I’ve come to realize that involving myself in extracurricular activities has become an addiction. I like to be involved, I enjoy engaging myself in new activities, and I find meeting people from different backgrounds exciting. It’s no wonder that I had the right mindset to study abroad, and it’s also no wonder why I decided to engage myself in the local cross country running team’s activities.
You read that right! Yes, I’m taking some of my traveling and studying time in London to run with a bunch of strangers on Victorian-era roads. It sounds downright nuts to some, and to others that might sound pretty interesting.
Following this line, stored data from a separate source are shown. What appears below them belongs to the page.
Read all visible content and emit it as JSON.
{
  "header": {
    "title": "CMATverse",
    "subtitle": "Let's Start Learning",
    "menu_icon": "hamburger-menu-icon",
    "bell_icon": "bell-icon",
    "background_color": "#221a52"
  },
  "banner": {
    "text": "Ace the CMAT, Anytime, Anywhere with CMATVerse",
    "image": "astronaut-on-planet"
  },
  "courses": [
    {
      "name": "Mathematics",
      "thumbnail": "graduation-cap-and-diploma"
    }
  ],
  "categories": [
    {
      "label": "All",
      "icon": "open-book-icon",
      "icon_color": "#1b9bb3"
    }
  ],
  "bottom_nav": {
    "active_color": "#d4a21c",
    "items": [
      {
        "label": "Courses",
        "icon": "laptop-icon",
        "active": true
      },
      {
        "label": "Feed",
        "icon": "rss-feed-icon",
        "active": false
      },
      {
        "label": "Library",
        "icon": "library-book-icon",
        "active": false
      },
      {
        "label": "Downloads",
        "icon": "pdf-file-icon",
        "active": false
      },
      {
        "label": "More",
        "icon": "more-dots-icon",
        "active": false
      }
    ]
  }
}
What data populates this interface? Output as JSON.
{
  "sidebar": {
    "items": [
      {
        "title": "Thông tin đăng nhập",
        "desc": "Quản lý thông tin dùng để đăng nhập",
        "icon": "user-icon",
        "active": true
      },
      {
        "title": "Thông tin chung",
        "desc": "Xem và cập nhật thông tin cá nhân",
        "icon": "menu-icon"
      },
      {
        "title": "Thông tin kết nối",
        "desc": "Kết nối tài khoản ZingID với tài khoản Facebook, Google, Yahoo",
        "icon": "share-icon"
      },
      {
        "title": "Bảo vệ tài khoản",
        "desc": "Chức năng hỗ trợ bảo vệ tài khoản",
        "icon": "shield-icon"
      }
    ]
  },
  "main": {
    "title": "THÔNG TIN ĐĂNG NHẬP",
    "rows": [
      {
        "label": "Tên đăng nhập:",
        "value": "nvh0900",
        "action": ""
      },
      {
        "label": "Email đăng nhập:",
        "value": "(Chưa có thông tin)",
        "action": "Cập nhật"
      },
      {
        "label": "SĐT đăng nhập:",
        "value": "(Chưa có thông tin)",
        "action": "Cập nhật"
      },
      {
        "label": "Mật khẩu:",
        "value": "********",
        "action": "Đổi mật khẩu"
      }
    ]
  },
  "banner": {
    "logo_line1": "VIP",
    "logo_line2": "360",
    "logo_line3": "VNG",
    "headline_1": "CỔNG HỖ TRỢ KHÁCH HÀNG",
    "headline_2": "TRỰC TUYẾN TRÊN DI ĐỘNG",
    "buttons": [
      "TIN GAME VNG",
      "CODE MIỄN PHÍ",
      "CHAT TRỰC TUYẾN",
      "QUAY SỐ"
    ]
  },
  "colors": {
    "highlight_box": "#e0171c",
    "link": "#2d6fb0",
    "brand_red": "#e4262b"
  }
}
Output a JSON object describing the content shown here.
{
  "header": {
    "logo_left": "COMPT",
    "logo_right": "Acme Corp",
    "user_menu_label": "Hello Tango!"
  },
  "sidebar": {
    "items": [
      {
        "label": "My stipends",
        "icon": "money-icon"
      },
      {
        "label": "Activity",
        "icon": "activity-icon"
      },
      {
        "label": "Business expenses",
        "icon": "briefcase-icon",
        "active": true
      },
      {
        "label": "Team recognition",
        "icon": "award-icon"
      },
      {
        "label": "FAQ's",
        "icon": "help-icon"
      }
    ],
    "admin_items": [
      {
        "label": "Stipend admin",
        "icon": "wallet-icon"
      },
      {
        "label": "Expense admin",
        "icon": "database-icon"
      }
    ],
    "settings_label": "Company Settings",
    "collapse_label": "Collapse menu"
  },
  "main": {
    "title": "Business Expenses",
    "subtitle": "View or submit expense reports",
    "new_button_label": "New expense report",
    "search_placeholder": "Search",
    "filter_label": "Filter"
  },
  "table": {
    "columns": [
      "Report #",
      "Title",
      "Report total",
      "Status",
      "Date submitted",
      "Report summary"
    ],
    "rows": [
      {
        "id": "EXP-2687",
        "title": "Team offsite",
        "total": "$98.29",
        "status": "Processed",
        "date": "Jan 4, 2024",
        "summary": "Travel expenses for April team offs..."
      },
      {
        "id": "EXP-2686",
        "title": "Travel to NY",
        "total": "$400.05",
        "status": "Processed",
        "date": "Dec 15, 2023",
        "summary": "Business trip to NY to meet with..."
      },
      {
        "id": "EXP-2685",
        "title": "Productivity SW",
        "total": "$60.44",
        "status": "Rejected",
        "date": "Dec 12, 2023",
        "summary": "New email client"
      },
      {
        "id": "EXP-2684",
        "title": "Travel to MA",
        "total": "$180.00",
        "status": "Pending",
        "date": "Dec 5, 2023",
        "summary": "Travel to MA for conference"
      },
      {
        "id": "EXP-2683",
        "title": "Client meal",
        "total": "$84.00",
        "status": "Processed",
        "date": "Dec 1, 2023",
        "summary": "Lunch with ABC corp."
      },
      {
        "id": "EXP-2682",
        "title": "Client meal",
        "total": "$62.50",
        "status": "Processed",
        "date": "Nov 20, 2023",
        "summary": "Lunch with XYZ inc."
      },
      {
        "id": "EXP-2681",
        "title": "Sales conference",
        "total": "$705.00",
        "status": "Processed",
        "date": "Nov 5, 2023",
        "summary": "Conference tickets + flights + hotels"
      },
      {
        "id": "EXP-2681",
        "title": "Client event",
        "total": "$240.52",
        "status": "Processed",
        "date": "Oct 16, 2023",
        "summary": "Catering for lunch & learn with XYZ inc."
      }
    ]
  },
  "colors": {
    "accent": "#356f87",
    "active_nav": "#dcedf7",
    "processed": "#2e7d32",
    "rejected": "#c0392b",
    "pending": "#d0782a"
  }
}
Well, in truth, it’s not my favorite activity I’ve been doing in London, but it has certainly been one of the most memorable ones that I’ve done so far. Not only have I been able to learn the roads of the city and enjoy some beautiful sights, but I’ve also met some local (and not so local) students that have given me so much insight into the world of being a Londoner.
For example, I’ve met a twenty year old German student named Joe who studies computing at Imperial College in London. He is a pretty bright student and is even brighter when it comes to giving advice about London. When it comes to America, however, he hasn’t the slightest clue. He thought American football involved a bat to hit the ball with, that Halloween is celebrated on the same scale as the Super Bowl, and that everyone in the United States enjoys Thanksgiving more than Christmas. His views on America were a tad off and I had to laugh with him about the stereotypes he had about the country I was born and raised in. Then it struck me. I would have been laughed at too for all of my stereotypes I had on Britain before coming here. I was wrong about many of London’s icons and ways of life, and I’m glad to have been clearing up some of my stereotypes on a firsthand basis. In honor of my newfound cultural knowledge, I’d like to enlighten some of you, too!
What you need to know to be a “Londoner”
- Coffee is just as popular as tea around here, and “tea” time really does exist.
- A cup of drink is referred to as a “cuppa.” When drinking a “cuppa,” it is common to eat biscuits, scones, or some sort of pastry with it.
- Burger King, KFC, and Starbucks are just as well-known here as in the States. However, Starbucks is the most popular and can be found near almost every underground station.
- When riding the tube, it is normally completely silent. Commuters resort to the underground for their daily transportation, and talking can be deemed as a nuisance.
- Look right first instead of left when crossing the road. Vehicles drive on the left hand side of the road.
- Do not get offended if a Brit uses sarcasm during a casual chat. The humor of the United Kingdom is different than in the United States, and is more dry.
- It isn’t unusual for professors or coworkers to invite you to go to a pub with them. Going to a pub is a casual outing, much like going to dinner in the States. It is not an invitation to party with them.
- When someone says “cheers,” it can mean “hello,” “goodbye,” “good day,” or “thank you” based on the context.
- Most local newspapers are free in London and are handed out by newspaper boys within the tube stations. You do not need to pay for them.
- The weather in the United Kingdom is brisk and it does rain often. An umbrella is key.
- Clothing choices vary when looking at street style in London, but it is safe to say that most fashion surrounds neutral colors like beige, black, and greys, as well as anything plaid.
- Avoid talking about politics, religion, and the Monarchy. These topics can quickly lead to heated debates.
- Red telephone booths are common but have mostly been converted to Wi-Fi hotspots instead of telephones.
- One can never go wrong with watching the British Broadcasting Channel (the BBC).
- The London Eye is located on the river Thames, not an ocean.
- Big Ben is considered the “heart of the city” because it is connected to Parliament.
- Students attend “university,” not “college,” and have “terms,” not “semesters.”
- Going on vacation is considered going on “holiday.” Most holidays are spent traveling to other European countries or spending time in the city.
- The word “posh” means fancy, rich, expensive, and sometimes overrated. It isn’t always a good thing to be looked at as posh.
Look at you, now you’re a lot more knowledgeable of London culture than I was when I first got here! You’re practically a Londoner yourself. Next time you order a “cuppa” with one of your colleagues from “university,” make sure to avoid being too “posh” and welcome them with “cheers.” They’ll think you just hopped off the plane from a “holiday” in London, England!